Siberian tundras will disappear completely if greenhouse gas emissions aren’t meaningfully reduced.
As temperatures keep rising around the world due to global warming, landscapes are shifting accordingly. In the Arctic, treelines are advancing northwards as these higher temperatures make more areas available for them to inhabit. As a consequence, the tundras that characterize sub-arctic locations such as Siberia and parts of North America are increasingly being pushed aside.
If greenhouse gas emissions aren’t reduced significantly, a new paper explains, Siberia’s tundra will disappear entirely by the middle of the millennium.
Receding tundralines
“For the Arctic Ocean and the sea ice, the current and future warming will have serious consequences,” says Prof Ulrike Herzschuh, Head of the Polar Terrestrial Environmental Systems Division at the Alfred Wegener Institute, Helmholtz Centre for Polar and Marine Research (AWI), and co-author of the paper.
“But the environment on land will also change drastically. The broad expanses of tundra in Siberia and North America will be massively reduced, as the treeline, which is already slowly changing, rapidly advances northward in the near future. In the worst-case scenario, there will be virtually no tundra left by the middle of the millennium.”
Both average and maximum temperatures in the Arctic are climbing rapidly due to the changes in climate caused by man-made emissions. In the High North — territories throughout the Arctic beyond the Polar Circle — average temperatures have risen by more than 2 degrees Celsius over the last 50 years, far more than the mean figure for the Earth as a whole. Unless man-made emissions of greenhouse gases drop significantly, this trend will continue far into the future.
The Siberian tundra is an ecosystem that harbors an unique mix of flora and fauna, roughly five percent of which are endemic. Typical species include the mountain avens, Arctic poppy, willows, and birches, alongside animal species like reindeer, lemmings, and insects like the Arctic bumblebee. These ecosystems are under pressure from climate changes as higher temperatures allow other types of landscapes — most notably larch forests — to encroach on their ranges.
The duo of researchers from the Alfred Wegener Institute used computer simulations to map out how the spread of these forests could evolve in the future. According to the findings, only sustained, high-impact climate protection measures can give the tundra some measure of relief: such efforts would allow around 30% of today’s tundra surface to be preserved to the middle of the millennium. In all other scenarios the team simulated, this ecosystem disappeared in its entirety.
“In the course of our study, we simulated this process for the tundra in northeast Russia,” Prof Ulrike adds. “The central question that concerned us was: which emissions path does humanity have to follow in order to preserve the tundra as a refuge for flora and fauna, as well its role for the cultures of indigenous peoples and their traditional ties to the environment?”
The team reports that if ambitious greenhouse-gas reduction measures are taken, corresponding to the UN’s Emissions Scenario RCP 2.6, further warming in the Arctic could be limited to roughly 2 degrees Celsius by the end of 2100. However, if emissions remain high, corresponding to the UN’s Scenario RCP 8.5, we could see increases in summer Arctic temperatures of up to a stunning 14 degrees Celsius by the same year.

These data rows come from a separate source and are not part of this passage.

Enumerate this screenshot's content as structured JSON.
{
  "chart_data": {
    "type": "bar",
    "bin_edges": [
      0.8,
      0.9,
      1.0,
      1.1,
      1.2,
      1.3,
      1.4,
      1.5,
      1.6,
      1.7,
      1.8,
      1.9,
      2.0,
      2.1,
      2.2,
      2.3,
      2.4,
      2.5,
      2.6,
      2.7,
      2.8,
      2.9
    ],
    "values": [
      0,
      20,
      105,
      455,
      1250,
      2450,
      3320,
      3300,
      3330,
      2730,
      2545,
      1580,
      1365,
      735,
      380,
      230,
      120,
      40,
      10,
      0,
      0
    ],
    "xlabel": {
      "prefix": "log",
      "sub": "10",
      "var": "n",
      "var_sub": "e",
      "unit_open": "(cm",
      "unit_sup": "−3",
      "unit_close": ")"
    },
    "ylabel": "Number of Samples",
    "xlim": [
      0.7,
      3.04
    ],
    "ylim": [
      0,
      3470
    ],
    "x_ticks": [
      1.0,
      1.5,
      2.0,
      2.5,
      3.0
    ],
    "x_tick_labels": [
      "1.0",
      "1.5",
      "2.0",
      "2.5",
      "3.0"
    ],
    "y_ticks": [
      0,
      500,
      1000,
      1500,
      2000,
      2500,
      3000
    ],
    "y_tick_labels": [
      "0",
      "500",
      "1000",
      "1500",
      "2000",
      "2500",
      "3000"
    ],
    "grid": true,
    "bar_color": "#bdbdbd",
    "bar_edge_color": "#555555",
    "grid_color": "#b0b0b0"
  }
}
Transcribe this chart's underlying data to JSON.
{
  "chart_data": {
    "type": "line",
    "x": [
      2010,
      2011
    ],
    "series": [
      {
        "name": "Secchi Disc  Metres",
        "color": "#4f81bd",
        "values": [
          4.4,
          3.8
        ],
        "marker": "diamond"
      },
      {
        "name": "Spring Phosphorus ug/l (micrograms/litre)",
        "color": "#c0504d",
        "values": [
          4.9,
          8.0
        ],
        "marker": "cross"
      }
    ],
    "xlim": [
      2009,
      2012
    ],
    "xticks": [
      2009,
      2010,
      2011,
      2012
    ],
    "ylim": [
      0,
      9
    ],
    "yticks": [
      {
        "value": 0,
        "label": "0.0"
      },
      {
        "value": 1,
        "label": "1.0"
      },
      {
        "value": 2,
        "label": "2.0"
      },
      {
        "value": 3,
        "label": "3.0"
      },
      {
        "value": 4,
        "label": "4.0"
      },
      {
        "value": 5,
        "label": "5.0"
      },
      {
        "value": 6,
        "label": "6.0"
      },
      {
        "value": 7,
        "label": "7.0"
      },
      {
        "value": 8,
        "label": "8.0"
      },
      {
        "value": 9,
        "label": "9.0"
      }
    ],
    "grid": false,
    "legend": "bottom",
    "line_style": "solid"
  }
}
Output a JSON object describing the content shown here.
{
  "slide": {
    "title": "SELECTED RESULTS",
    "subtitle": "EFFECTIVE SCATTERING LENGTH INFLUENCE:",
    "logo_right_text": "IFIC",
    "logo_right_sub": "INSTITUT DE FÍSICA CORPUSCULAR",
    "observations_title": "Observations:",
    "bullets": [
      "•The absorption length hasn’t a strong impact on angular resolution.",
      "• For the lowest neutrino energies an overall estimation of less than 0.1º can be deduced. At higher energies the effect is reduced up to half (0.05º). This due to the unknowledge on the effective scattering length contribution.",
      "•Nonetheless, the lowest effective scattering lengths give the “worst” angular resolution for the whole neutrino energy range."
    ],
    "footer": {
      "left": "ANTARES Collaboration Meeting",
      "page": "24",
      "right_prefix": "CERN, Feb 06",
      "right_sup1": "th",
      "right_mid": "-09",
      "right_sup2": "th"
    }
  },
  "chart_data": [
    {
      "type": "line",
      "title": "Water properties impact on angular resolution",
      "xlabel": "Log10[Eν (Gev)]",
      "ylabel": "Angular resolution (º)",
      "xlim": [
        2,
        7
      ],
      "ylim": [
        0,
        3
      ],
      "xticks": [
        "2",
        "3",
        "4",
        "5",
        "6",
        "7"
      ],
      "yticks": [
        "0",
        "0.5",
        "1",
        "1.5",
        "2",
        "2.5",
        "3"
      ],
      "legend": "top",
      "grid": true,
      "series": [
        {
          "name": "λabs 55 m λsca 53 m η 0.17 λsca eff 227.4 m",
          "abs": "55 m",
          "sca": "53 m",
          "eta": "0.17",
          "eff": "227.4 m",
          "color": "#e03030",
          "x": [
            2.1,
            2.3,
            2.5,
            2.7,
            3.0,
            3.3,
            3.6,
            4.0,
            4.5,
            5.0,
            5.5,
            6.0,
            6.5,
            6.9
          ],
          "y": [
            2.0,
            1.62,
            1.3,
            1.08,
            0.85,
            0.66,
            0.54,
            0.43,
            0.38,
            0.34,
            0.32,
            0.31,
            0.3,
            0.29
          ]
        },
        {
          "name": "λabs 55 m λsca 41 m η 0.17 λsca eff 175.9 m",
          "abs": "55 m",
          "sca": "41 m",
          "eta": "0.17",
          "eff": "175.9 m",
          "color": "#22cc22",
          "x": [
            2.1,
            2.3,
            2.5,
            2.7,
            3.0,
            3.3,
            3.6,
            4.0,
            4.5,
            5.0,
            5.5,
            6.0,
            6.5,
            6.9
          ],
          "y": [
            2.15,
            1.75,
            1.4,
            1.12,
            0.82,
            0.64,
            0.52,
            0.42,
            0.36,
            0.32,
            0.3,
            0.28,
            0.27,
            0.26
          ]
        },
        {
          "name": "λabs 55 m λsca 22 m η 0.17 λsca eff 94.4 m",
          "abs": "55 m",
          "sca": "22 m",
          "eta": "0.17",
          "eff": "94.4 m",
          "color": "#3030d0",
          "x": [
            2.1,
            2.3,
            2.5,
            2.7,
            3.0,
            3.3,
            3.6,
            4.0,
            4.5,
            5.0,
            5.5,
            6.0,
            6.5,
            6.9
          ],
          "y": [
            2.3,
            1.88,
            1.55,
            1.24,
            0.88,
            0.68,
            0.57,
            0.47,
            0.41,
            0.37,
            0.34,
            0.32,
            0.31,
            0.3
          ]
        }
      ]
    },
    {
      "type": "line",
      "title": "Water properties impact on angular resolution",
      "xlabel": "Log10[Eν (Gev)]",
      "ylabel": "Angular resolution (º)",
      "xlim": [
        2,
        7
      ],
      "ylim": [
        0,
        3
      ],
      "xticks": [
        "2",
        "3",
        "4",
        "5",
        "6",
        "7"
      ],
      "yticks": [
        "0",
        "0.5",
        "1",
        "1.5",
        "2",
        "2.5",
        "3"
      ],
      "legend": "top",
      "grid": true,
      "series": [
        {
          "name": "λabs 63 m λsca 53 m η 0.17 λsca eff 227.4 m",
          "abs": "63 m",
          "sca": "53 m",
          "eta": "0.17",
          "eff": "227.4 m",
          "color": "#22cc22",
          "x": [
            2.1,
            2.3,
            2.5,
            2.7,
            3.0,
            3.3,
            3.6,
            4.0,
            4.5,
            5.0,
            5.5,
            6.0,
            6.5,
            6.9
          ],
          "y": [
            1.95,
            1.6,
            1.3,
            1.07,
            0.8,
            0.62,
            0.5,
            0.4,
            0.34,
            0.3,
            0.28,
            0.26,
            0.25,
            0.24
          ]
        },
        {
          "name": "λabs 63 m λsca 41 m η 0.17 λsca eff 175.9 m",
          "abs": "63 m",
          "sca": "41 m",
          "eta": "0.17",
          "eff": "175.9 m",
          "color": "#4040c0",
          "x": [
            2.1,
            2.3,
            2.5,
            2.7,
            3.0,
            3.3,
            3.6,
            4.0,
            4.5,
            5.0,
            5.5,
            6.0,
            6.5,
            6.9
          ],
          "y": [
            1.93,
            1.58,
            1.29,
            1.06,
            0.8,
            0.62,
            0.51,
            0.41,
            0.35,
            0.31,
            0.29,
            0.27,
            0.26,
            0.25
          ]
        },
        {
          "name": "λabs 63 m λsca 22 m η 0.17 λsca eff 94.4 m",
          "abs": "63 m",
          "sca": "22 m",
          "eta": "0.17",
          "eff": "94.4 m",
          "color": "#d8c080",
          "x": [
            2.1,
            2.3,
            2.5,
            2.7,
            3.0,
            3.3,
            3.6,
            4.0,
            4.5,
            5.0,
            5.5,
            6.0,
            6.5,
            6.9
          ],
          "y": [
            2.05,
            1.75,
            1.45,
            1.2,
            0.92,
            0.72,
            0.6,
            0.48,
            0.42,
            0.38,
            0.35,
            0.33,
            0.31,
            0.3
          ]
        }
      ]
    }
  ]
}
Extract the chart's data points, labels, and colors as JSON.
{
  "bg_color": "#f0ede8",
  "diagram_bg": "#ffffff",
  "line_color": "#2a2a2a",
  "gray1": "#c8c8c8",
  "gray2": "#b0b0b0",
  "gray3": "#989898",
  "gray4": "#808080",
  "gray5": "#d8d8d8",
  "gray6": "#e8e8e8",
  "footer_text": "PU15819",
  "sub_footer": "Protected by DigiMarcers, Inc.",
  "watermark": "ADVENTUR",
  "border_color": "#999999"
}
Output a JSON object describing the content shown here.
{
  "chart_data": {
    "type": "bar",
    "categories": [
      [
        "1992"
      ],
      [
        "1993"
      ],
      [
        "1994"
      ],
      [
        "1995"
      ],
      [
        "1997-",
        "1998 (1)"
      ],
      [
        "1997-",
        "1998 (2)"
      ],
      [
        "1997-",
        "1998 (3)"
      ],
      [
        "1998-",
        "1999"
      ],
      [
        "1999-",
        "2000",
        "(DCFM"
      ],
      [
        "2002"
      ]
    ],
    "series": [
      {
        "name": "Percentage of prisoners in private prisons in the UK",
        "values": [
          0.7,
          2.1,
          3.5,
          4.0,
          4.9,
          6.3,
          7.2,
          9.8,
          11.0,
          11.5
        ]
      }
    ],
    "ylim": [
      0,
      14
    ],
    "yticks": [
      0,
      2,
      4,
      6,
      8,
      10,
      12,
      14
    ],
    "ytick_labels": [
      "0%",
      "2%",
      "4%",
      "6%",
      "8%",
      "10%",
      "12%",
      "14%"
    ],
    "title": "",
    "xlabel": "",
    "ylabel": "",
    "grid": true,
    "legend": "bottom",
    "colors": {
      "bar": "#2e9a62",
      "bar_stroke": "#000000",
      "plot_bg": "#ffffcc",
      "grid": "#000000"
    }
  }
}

Under such conditions, larch forests could spread northward into the tundra at a rate of around 30 kilometers per decade. This would cause the tundra — which cannot itself shift to colder regions as it is blocked to the north by the Arctic Ocean — to gradually reduce in size and, eventually, disappear completely. The forest’s advance would initially lag behind the areas seeing increased warming, they add, as trees aren’t mobile and their seeds can only spread over a limited radius. However, over time, larch forests would spread throughout the region where temperatures would allow these trees to develop.
Most scenarios that the team simulated resulted in under 6% of today’s tundras surviving to the middle of the millennium. These regions were spread in two patches spread 2,500 kilometers apart: one on the Taimyr Peninsula in western Siberia, and the other on the Chukotka Peninsula, in the east. Today, the team explains, the Siberian tundra forms an unbroken, 4,000-kilometer-long belt.
Furthermore, the team explains that even if temperatures were to cool down again in the second half of the millennium, the larch forests would not completely recede from the former tundra areas.
The findings raise a worrisome alarm in regards to the health and future prospects of the Siberian tundra. Even under a best-case scenario, this ecosystem will see a massive reduction in size, and will very likely experience species fragmentation into two discrete refuges. Such fragmentation would significantly impact these unique species’ likelihood of survival.
Even if this scenario is less than ideal, not doing anything will be much worse. A business as usual approach would see the Siberian tundra gradually disappear until nothing is left.
These findings add to the growing body of evidence highlighting what is at stake if greenhouse gas emissions aren’t curtailed rapidly.
The paper “Regional opportunities for tundra conservation in the next 1000 years” has been published in the journal eLife.